In this case the temperature change will only be applied to the poetic path because fork has created a clone of our chat pipeline.
For convenience, we can usually just pass str objects in place of full messages, which underneath will be converted to a Message object with the user role.

Basic Parsing

Now let’s assume we want to ask the model for a piece of information, and we want to make sure this item conforms to a pre-defined structure. Underneath rigging uses Pydantic XML which itself is built on Pydantic. We’ll cover more about constructing models in a later section, but don’t stress the details for now.

XML vs JSONRigging is opinionated with regard to using XML to weave unstructured data with structured contents as the underlying LLM generates text responses, at least when it comes to raw text content. If you want to take advantage of structured JSON parsing provided by model providers or inference tools, Tools are a great way to do that.You can read more about XML tag use from Anthropic who have done extensive research with their models.

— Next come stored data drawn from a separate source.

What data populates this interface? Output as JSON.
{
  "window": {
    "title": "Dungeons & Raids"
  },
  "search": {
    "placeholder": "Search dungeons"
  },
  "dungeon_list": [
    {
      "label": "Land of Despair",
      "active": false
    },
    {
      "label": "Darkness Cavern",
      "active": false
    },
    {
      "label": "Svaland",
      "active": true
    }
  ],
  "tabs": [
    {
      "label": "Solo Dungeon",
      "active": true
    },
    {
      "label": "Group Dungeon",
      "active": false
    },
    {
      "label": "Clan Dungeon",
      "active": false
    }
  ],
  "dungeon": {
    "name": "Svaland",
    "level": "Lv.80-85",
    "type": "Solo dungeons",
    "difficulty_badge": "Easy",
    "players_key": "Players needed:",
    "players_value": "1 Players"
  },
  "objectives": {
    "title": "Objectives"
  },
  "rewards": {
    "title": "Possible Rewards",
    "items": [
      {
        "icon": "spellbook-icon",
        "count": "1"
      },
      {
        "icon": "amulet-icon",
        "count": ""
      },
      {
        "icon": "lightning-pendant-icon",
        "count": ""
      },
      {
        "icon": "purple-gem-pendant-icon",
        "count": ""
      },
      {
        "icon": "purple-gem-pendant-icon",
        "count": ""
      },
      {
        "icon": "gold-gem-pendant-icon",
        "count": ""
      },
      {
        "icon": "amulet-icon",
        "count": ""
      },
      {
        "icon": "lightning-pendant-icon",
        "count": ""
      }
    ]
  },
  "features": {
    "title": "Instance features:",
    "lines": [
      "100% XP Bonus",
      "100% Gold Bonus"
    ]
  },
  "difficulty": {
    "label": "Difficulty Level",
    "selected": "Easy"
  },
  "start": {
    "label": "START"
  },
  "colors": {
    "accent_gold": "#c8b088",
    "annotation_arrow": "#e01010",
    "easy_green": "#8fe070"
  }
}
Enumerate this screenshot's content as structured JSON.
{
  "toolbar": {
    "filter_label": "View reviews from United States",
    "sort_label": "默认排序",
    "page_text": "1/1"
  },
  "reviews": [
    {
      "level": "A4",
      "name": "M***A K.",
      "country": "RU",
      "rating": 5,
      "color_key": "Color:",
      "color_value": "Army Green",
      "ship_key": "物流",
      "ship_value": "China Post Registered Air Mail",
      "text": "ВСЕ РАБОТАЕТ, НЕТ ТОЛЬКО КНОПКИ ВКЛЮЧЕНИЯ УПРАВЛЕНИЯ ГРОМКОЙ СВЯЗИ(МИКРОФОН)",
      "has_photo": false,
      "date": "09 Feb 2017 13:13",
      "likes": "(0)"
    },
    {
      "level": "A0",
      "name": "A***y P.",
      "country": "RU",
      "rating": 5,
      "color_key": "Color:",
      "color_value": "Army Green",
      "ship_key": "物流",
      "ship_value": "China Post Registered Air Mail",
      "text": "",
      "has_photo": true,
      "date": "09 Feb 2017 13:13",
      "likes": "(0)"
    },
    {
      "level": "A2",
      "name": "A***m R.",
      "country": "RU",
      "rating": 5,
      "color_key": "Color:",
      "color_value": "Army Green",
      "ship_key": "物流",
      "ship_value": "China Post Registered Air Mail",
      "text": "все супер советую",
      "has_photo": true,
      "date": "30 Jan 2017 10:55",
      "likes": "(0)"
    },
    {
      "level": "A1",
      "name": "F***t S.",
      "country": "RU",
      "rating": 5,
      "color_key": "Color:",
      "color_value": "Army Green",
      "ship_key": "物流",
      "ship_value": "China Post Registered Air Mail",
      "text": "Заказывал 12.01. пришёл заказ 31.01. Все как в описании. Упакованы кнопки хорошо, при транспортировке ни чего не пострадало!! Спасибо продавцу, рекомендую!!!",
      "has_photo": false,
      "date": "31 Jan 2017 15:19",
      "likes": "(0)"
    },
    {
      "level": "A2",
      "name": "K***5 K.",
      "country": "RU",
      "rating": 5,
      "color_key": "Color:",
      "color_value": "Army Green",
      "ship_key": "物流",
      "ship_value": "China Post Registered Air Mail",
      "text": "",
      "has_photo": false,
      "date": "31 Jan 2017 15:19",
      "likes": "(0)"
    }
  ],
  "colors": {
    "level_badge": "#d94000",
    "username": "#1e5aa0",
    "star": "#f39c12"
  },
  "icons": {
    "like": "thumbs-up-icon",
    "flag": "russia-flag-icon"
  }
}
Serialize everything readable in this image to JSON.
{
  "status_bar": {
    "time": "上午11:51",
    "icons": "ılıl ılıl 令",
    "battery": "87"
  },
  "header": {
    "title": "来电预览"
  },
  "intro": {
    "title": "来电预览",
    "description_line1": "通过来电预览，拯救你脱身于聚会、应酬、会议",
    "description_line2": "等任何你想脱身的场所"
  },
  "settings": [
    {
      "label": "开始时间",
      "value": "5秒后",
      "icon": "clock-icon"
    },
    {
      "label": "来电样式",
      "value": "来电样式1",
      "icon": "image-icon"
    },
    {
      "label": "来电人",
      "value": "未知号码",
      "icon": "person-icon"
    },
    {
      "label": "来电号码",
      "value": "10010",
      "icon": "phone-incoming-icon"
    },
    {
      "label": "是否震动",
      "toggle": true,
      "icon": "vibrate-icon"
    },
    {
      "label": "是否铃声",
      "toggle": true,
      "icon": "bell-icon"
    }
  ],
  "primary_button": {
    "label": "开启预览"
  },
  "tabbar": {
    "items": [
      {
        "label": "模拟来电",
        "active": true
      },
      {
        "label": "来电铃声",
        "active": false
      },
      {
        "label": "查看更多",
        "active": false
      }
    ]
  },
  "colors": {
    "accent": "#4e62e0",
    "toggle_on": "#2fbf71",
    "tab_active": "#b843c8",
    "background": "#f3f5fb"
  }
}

To begin, let’s define a FunFact model which we’ll have the LLM fill in. Rigging exposes a Model base class which you should inherit from when defining structured inputs. This is a lightweight wrapper around pydantic-xml’s BaseXMLModel with some added features and functionality to make it easy for Rigging to manage. However, everything these models support (for the most part) is also supported in Rigging.

import rigging as rg

class FunFact(rg.Model): # (1)!
    fact: str

chat = await rg.get_generator('gpt-3.5-turbo').chat(
    f"Provide a fun fact between {FunFact.xml_example()} tags."
).run()

fun_fact = chat.last.parse(FunFact)

print(fun_fact.fact)
# The Eiffel Tower can be 15 cm taller during the summer due to the expansion of the iron in the heat.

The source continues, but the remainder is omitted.